If you’re still in school, inquire about internship opportunities at your university’s career services office. An internship allows you to begin obtaining real-world experience for your resume while also allowing you to use what you’ve learned on the job.
Consider obtaining a certification or obtaining an advanced degree.
Consider how you’d like to improve as a data analyst and what other certifications you’ll need to get there as you go. Certifications such as the Certified Analytics Professional or the Cloudera Certified Associate Data Analyst might help you qualify for more advanced jobs with greater pay.
If you want to work as a data scientist, you’ll probably need to have a master’s degree in data science or a similar discipline. Advanced degrees aren’t always required, but they can help you get a better job.
For this type of profession, a university education is required. Most entry-level positions require a bachelor’s degree. The majority of data analysts will have a degree in mathematics, finance, statistics, economics, or computer science.
Strong mathematical and analytical abilities are required. Many of the highest-paid and most successful analysts have master’s or doctoral degrees, which provide them with additional experience and, in most cases, higher income.
Universities with the Best Big Data Analytics Programs
The Massachusetts Institute of Technology (MIT) is a public research university
The MIT Sloan School of Management, which was founded in 1914, is ranked first in the QS Business Masters Rankings. It is an excellent choice for high-tech professionals (such as engineers, mathematicians, and computer programmers) who want to take their skills to the next level and develop a career in data analytics. It focuses on systems, analytics, and human-centered data science.
Carnegie Mellon University is a public research university in Pittsburgh, Pennsylvania.
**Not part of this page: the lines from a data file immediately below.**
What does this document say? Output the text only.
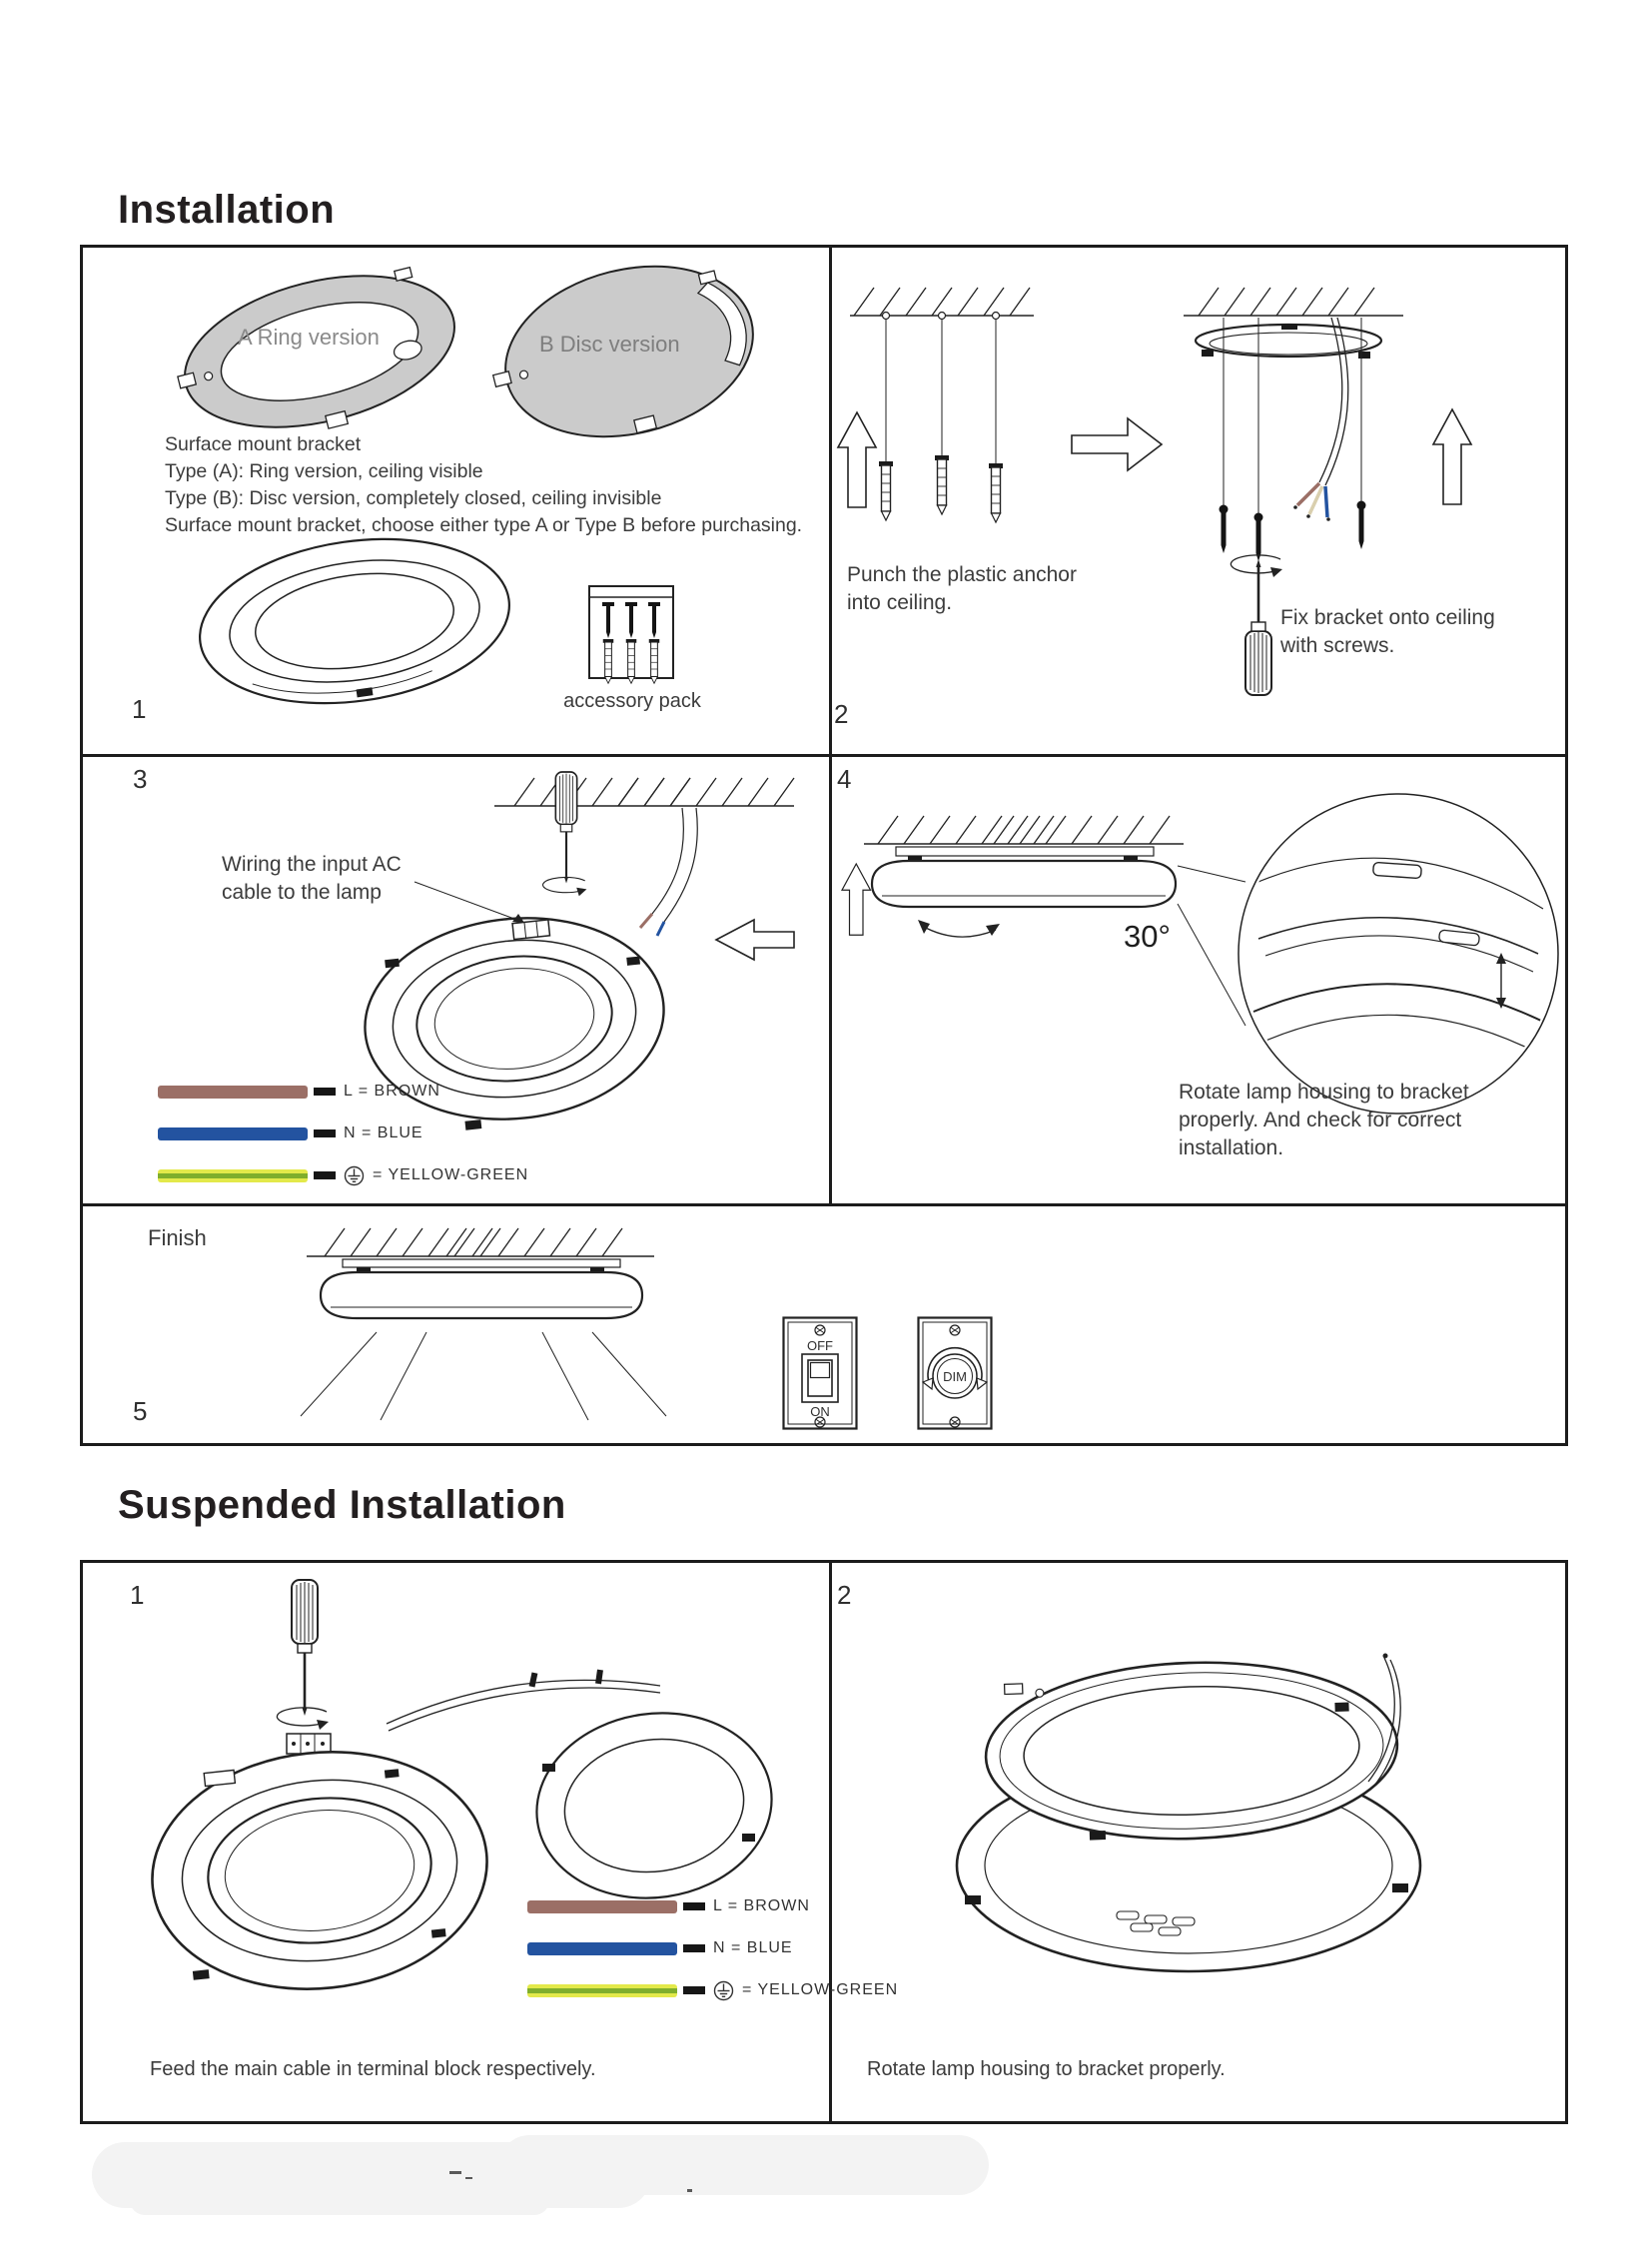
Installation
A Ring version	B Disc version
Surface mount bracket
Type (A): Ring version, ceiling visible
Type (B): Disc version, completely closed, ceiling invisible
Surface mount bracket, choose either type A or Type B before purchasing.
accessory pack
1
Punch the plastic anchor
into ceiling.
Fix bracket onto ceiling
with screws.
2
3
Wiring the input AC
cable to the lamp
L = BROWN
N = BLUE
= YELLOW-GREEN
4
30°
Rotate lamp housing to bracket
properly. And check for correct
installation.
Finish
OFF
ON
DIM
5
Suspended Installation
1	2
L = BROWN
N = BLUE
= YELLOW-GREEN
Feed the main cable in terminal block respectively.	Rotate lamp housing to bracket properly.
CMU’s Heinz College provides a master’s program in information technology that permits students to specialize in Business Intelligence and Data Analytics. It is appropriate for early-career IT professionals with around 3 years of experience, with leadership experience preferable. As an online course, students have access to all of the same courses and resources as on-campus students without having to leave their desks.
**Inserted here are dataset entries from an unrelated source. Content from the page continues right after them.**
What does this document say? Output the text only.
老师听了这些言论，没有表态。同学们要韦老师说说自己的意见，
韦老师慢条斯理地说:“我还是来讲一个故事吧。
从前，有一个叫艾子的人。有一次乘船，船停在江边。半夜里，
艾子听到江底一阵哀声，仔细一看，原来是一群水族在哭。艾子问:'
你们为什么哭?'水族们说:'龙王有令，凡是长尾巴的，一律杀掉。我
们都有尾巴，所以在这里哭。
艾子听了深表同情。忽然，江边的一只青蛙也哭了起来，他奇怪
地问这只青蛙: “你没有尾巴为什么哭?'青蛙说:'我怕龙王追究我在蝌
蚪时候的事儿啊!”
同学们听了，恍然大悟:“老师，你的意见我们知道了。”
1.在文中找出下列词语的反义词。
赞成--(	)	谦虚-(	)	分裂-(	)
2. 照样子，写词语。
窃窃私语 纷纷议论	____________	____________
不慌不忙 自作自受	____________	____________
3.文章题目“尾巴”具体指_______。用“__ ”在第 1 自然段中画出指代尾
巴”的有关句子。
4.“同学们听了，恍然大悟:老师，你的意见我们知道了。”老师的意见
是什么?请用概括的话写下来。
The University of Chicago is a public research university in Chicago,
The University of Chicago’s Graham School offers a Master of Science in Analytics program. This program is open to students who are serious about pursuing a career in analytics, whether they are in their early or mid-career. Students will learn how to evaluate large amounts of data and generate business insights.
Austin’s University of Texas
Students will obtain skills in statistical analysis, data mining, natural language processing, and machine learning as part of this curriculum, which will help them get insights into industries such as finance, marketing, and supply chain management. Students can also take advantage of fantastic networking opportunities with graduates from Walmart, Deloitte Consulting, and McKinsey who are industry leaders.
Northwestern University is a private university in Evanston
An 8-month practicum project, a 3-month summer internship with prominent organizations, and a 10-week capstone project are included in this MSIA curriculum. Throughout the curriculum, students will be exposed to enough industry to get practical experience.
Northwestern University offers customized sessions on SAS, SPSS, Cognos, Tableau, and other programming languages to assist students prepare.
Cornell University is located in Ithaca, New York
The M.P.S. the program consists of two semesters of statistical applications, computing, and consulting courses, as well as electives from the Department of Statistical Science and a large-scale data-analysis project at the end of the program (instead of a thesis or exam.) After graduation, students will be able to master statistical theory and develop skill in using statistical software.